Sunday, April 24, 2016

On Blaming and Putting Down Millennials

I wonder what today's non-millennial grown-ups were called back when they were younger and were considered the ultimate cause of their days' social problems. I wonder if some older people are thankful for the evanescence of youth and are being consciously vindictive towards millennials because of the hangups they have from the past. I wonder if they are telling their parents, "See this, ma/pa? You thought I was the problem? Get a load of today's generation of youngsters!"

It's funny how lots of older grown-ups constantly rely on the proverbial rhetoric,"You are the future," and yet enjoy laying so much blame on us for things like the purported slackening of society's moral fabric, whatever that means. When has this so-called "moral fabric" ever been stiff and impervious, anyway? Isn't the point of calling it a fabric because it's permeable and adaptable? Didn't mores develop over time rather than spring up out of nowhere? Even the Tanakh, the Bible, the Qur'an, the Pali Canon and the Vedas were written. Divinely-inspired (yeah, ok) but written, nonetheless.
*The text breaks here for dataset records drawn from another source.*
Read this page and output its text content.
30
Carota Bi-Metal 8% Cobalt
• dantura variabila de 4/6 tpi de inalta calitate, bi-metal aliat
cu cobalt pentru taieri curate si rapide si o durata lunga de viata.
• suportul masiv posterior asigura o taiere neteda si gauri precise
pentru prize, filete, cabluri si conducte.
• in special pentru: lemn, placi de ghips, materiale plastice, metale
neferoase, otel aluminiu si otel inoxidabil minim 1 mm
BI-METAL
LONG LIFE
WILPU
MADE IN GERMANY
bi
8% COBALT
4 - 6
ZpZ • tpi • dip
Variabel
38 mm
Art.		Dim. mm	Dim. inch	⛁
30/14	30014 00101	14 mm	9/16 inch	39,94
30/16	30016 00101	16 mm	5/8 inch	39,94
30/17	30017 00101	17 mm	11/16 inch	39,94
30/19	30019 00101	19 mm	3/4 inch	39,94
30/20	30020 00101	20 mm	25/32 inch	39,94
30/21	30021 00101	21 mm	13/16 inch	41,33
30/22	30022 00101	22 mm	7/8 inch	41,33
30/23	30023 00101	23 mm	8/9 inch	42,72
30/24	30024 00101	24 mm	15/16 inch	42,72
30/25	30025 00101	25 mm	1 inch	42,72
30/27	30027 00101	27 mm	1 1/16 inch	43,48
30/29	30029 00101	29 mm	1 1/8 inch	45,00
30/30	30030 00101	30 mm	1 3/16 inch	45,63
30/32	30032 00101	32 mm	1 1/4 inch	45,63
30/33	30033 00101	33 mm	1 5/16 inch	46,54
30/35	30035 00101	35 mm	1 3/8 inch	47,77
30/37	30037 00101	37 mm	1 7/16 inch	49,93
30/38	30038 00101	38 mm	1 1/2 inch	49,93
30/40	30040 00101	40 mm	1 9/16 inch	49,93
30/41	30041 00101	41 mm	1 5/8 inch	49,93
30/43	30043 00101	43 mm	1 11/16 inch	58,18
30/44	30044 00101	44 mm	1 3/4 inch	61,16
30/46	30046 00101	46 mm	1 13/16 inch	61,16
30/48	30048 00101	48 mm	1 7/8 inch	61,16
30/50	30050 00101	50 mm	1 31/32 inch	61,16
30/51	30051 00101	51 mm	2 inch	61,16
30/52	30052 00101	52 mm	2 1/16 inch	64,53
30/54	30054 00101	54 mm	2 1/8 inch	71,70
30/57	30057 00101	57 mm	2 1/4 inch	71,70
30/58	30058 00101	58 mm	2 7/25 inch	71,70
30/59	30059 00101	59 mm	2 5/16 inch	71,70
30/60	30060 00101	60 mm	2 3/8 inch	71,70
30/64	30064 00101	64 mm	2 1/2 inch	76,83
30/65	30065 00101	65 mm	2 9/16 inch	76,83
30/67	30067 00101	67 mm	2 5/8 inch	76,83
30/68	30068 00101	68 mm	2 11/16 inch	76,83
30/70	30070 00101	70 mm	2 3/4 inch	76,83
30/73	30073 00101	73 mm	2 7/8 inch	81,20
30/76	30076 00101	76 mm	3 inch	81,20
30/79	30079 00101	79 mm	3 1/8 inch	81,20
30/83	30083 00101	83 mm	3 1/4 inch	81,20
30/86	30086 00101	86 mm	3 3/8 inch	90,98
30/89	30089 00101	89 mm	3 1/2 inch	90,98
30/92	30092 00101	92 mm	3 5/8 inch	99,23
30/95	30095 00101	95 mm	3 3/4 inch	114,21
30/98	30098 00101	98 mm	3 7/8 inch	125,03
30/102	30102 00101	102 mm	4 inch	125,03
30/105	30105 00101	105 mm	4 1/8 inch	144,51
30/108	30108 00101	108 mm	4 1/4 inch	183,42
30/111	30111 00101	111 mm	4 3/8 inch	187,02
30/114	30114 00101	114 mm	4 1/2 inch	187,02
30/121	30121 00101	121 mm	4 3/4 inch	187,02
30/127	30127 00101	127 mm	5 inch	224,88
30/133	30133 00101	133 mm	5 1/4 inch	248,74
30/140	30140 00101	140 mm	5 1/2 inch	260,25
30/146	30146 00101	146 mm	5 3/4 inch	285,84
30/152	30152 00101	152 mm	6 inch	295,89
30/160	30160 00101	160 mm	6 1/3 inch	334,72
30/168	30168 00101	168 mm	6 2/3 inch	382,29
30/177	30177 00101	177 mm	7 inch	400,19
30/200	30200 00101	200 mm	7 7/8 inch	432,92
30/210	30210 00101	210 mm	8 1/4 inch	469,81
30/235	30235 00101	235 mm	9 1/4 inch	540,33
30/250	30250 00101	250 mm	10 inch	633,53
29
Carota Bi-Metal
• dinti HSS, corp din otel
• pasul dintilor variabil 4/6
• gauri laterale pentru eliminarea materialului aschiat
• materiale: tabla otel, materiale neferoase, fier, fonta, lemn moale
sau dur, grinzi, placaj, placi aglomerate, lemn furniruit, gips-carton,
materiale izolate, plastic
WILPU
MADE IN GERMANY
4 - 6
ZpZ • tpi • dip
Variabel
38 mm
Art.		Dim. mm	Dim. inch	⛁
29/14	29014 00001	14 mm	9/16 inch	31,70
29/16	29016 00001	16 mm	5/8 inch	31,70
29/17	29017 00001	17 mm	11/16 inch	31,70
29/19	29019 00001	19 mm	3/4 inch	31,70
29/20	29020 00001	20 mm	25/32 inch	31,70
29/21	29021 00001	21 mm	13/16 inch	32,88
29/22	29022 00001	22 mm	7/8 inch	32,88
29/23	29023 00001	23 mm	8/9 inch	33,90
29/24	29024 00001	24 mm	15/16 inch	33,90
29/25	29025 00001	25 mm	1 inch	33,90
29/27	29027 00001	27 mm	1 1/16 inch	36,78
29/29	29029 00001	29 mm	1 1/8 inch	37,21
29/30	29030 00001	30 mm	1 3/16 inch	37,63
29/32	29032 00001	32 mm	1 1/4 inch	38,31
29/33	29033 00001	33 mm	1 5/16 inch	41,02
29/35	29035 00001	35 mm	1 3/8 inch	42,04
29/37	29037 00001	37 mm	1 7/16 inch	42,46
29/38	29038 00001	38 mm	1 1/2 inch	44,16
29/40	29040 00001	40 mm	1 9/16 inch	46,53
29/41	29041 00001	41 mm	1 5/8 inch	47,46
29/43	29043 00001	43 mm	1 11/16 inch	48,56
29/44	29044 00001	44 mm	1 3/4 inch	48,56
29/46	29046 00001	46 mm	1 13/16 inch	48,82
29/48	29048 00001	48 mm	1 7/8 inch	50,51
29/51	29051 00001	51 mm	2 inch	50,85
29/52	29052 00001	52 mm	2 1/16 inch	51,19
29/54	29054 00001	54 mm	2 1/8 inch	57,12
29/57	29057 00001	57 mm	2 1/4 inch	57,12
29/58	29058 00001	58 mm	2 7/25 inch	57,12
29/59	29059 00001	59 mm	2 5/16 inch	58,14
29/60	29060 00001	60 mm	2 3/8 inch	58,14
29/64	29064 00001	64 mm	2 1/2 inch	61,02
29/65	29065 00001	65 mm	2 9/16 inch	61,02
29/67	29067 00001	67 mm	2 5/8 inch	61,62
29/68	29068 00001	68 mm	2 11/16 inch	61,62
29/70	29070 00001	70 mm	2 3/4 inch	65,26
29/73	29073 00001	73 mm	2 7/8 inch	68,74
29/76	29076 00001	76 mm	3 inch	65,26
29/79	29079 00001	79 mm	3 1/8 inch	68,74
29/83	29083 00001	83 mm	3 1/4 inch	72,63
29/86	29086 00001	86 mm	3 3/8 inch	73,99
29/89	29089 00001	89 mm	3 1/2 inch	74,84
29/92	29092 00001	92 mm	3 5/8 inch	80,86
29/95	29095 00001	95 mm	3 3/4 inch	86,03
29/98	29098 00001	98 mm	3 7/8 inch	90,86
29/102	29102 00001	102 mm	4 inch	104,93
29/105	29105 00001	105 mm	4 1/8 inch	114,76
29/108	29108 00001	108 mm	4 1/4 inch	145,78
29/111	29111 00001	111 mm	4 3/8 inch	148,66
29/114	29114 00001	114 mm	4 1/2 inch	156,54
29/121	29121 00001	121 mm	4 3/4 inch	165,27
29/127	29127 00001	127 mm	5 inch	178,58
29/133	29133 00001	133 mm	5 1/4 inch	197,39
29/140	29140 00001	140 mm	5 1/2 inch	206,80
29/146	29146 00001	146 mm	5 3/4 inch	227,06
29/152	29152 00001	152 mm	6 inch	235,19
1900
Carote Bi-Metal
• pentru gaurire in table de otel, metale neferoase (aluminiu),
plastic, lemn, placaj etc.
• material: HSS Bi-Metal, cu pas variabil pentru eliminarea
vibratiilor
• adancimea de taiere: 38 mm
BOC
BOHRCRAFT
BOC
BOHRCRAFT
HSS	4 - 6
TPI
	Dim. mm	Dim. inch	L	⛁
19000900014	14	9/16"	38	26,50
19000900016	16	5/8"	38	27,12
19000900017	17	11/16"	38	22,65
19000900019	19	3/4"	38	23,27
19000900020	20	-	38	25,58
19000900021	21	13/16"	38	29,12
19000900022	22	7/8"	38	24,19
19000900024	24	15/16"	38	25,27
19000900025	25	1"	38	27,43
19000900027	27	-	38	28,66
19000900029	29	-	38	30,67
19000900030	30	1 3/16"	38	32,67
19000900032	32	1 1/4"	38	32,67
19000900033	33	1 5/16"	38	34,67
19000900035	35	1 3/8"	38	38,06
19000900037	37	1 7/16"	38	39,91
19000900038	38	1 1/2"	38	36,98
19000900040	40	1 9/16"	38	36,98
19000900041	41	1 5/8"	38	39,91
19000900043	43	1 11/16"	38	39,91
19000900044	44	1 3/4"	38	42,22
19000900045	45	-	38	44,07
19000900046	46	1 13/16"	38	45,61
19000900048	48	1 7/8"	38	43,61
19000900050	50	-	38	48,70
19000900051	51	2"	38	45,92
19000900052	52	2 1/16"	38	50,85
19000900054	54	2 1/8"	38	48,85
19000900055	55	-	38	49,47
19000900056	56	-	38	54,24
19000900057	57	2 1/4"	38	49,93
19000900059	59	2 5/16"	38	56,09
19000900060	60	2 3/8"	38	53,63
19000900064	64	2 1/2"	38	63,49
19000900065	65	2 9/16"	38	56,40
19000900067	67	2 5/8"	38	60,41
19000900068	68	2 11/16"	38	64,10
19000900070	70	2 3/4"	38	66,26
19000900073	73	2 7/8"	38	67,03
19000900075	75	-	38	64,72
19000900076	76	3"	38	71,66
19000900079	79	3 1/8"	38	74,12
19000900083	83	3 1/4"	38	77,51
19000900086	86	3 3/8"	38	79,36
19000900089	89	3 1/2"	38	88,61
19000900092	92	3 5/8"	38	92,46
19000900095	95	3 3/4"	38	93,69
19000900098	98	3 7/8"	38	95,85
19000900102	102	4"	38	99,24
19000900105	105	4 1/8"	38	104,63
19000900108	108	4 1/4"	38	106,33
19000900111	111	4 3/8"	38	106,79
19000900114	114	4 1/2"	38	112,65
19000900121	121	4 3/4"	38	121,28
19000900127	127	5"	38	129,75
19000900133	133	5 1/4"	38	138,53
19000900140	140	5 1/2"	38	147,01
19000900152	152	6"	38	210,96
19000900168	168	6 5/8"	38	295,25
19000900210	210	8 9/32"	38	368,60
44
Why are we so uptight about preserving what's familiar and normal to us? Why are we so keen to label divergence from social conventions as wrong or evil? Did you know that polyphonic music was banned from the Roman Catholic Church in 1322 for being too innovative? Did you know that before 1600, Roman clerics appealed to ban coffee? Yes, that's right. In the 14th century, what today is considered the music of the culturally refined was deemed impious and lascivious. In the late 1500's, coffee was almost dogmatically forbidden from consumption by Christians as it was regarded as a Muslim drink. What if the church had persisted in their crusades against these wonderful things? Claudio Monteverdi's Vesperis in Festis Beata Mariae Vergine would have never been composed. Cappuccino would have never been invented and that Starbucks two blocks away from your flat wouldn't even exist.

Remember that normalcy is an illusion. As Morticia Addams once said, "What's normal to the spider is a calamity to the fly." I'm well aware that there are certain limits to what we can change or keep, but cut us some slack; we're all just trying to find our place in this world, just like you (older grown-ups) probably were when you were our age--back when you were the ones ripping society's moral fabric to pieces and giving adults massive headaches.